Second UHC may not include making it available in all forms. Rationing might make urgent care more available and non-urgent care less available, while keeping costs the same. You also assume that a UHC system will be no more efficient than ours, which does not have to be the case. In any case, if 85% of the people who are covered by insurance already overuse medical care (not at all clear) adding 15% is not going to make much of a difference.
The need to make the use of care more efficient is independent of UHC or non-UHC. There is nothing wrong with reasonable co-pays, for example. But those who claim that increased cost will be a problem while screaming about death panels and any attempt to limit unnecessary treatment are being hypocritical at best, and clearly don’t give a crap about making the system more efficient.

Did anyone tell you an MRI was going to fix your back? My wife had severe back problems before these machines were available, and if they had been she could have been treated much more quickly and efficiently. Why so many? Clearly your for-profit insurance isn’t helping the problem any.

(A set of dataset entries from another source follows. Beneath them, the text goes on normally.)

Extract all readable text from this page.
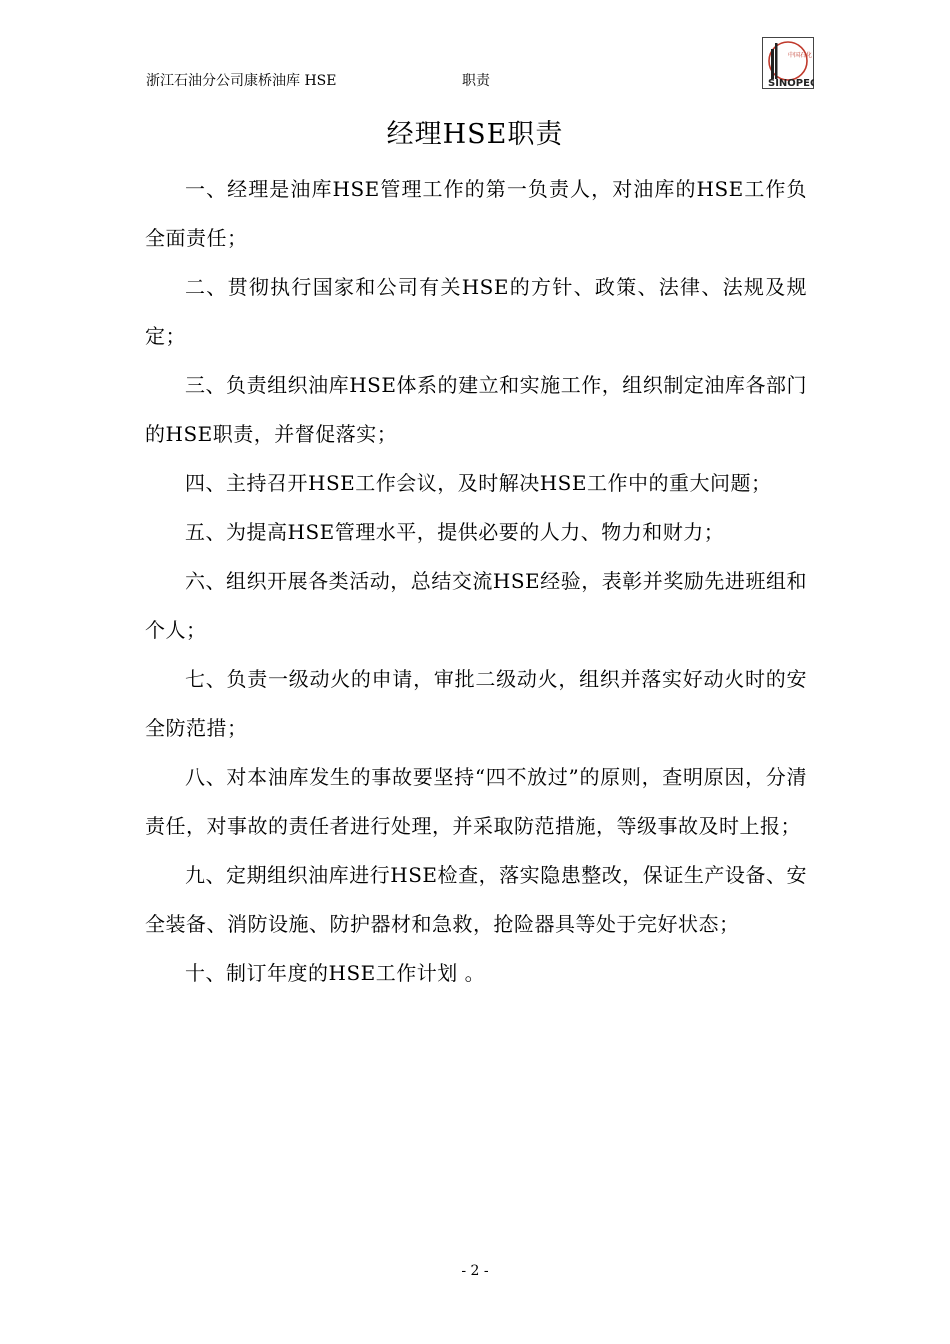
浙江石油分公司康桥油库 HSE	职责
中国石化
SINOPEC
经理HSE职责

一、经理是油库HSE管理工作的第一负责人，对油库的HSE工作负全面责任；

二、贯彻执行国家和公司有关HSE的方针、政策、法律、法规及规定；

三、负责组织油库HSE体系的建立和实施工作，组织制定油库各部门的HSE职责，并督促落实；

四、主持召开HSE工作会议，及时解决HSE工作中的重大问题；

五、为提高HSE管理水平，提供必要的人力、物力和财力；

六、组织开展各类活动，总结交流HSE经验，表彰并奖励先进班组和个人；

七、负责一级动火的申请，审批二级动火，组织并落实好动火时的安全防范措；

八、对本油库发生的事故要坚持“四不放过”的原则，查明原因，分清责任，对事故的责任者进行处理，并采取防范措施，等级事故及时上报；

九、定期组织油库进行HSE检查，落实隐患整改，保证生产设备、安全装备、消防设施、防护器材和急救，抢险器具等处于完好状态；

十、制订年度的HSE工作计划 。

- 2 -
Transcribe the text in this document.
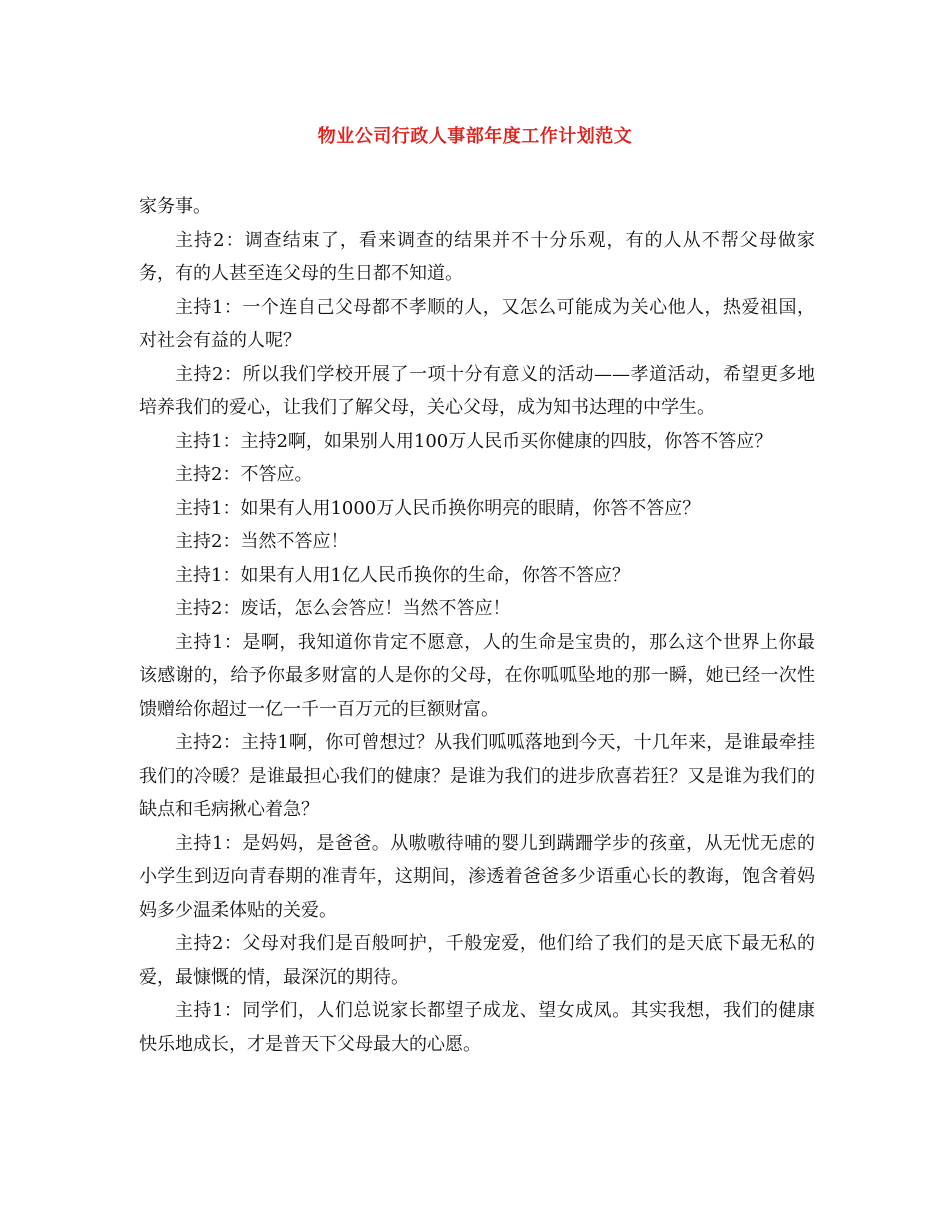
物业公司行政人事部年度工作计划范文

家务事。

主持2：调查结束了，看来调查的结果并不十分乐观，有的人从不帮父母做家务，有的人甚至连父母的生日都不知道。

主持1：一个连自己父母都不孝顺的人，又怎么可能成为关心他人，热爱祖国，对社会有益的人呢？

主持2：所以我们学校开展了一项十分有意义的活动——孝道活动，希望更多地培养我们的爱心，让我们了解父母，关心父母，成为知书达理的中学生。

主持1：主持2啊，如果别人用100万人民币买你健康的四肢，你答不答应？

主持2：不答应。

主持1：如果有人用1000万人民币换你明亮的眼睛，你答不答应？

主持2：当然不答应！

主持1：如果有人用1亿人民币换你的生命，你答不答应？

主持2：废话，怎么会答应！当然不答应！

主持1：是啊，我知道你肯定不愿意，人的生命是宝贵的，那么这个世界上你最该感谢的，给予你最多财富的人是你的父母，在你呱呱坠地的那一瞬，她已经一次性馈赠给你超过一亿一千一百万元的巨额财富。

主持2：主持1啊，你可曾想过？从我们呱呱落地到今天，十几年来，是谁最牵挂我们的冷暖？是谁最担心我们的健康？是谁为我们的进步欣喜若狂？又是谁为我们的缺点和毛病揪心着急？

主持1：是妈妈，是爸爸。从嗷嗷待哺的婴儿到蹒跚学步的孩童，从无忧无虑的小学生到迈向青春期的准青年，这期间，渗透着爸爸多少语重心长的教诲，饱含着妈妈多少温柔体贴的关爱。

主持2：父母对我们是百般呵护，千般宠爱，他们给了我们的是天底下最无私的爱，最慷慨的情，最深沉的期待。

主持1：同学们，人们总说家长都望子成龙、望女成凤。其实我想，我们的健康快乐地成长，才是普天下父母最大的心愿。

For your bicep, your neurologist prescribed the cheapest treatment; good for her. But what if there is a 20% chance that your pain was a symptom of something serious, which, if you just rested it without going to her, would have resulted in an expensive hospital visit? Four out of five false alarms would save money for the system in the long run.

Early diagnosis is almost always a good thing. I can repeat once again my experience, of going to the doctor with a symptom even more trivial than a damaged nerve, to find I had a life-threatening problem. If I had ignored it to save money I could either have required really expensive heart surgery or be dead, both of which would be a lot more expensive than the cost of the remedy I got.

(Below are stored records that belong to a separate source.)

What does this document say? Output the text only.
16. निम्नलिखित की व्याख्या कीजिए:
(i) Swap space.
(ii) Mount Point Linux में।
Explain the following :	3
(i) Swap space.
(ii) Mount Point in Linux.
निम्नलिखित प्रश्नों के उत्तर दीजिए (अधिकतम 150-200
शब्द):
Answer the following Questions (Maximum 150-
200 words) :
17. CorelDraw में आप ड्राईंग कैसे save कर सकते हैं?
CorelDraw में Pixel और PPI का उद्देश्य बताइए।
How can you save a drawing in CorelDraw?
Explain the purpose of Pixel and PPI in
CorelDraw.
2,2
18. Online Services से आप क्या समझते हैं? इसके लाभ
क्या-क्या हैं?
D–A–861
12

Perhaps UHC will allow more rational care to be given, while today an insurance company which limits care, even if it makes sense, might find its customers complaining to their employer, resulting in a loss of the contract.

Your points are valid except that I have known others, and have seen others on this message board, argue that the right to housing means that every one should have a house regardless of who has to pay for it. I will look to see if I can hunt up the thread. I do know for sure that I have seen arguments in the Pit where people were arguing that everyone has a right to food no matter what. I agree that the goal is that everyone should have enough food to live, but I do not believe that food is a right. Same thing with health care. But that doesn’t make it a right.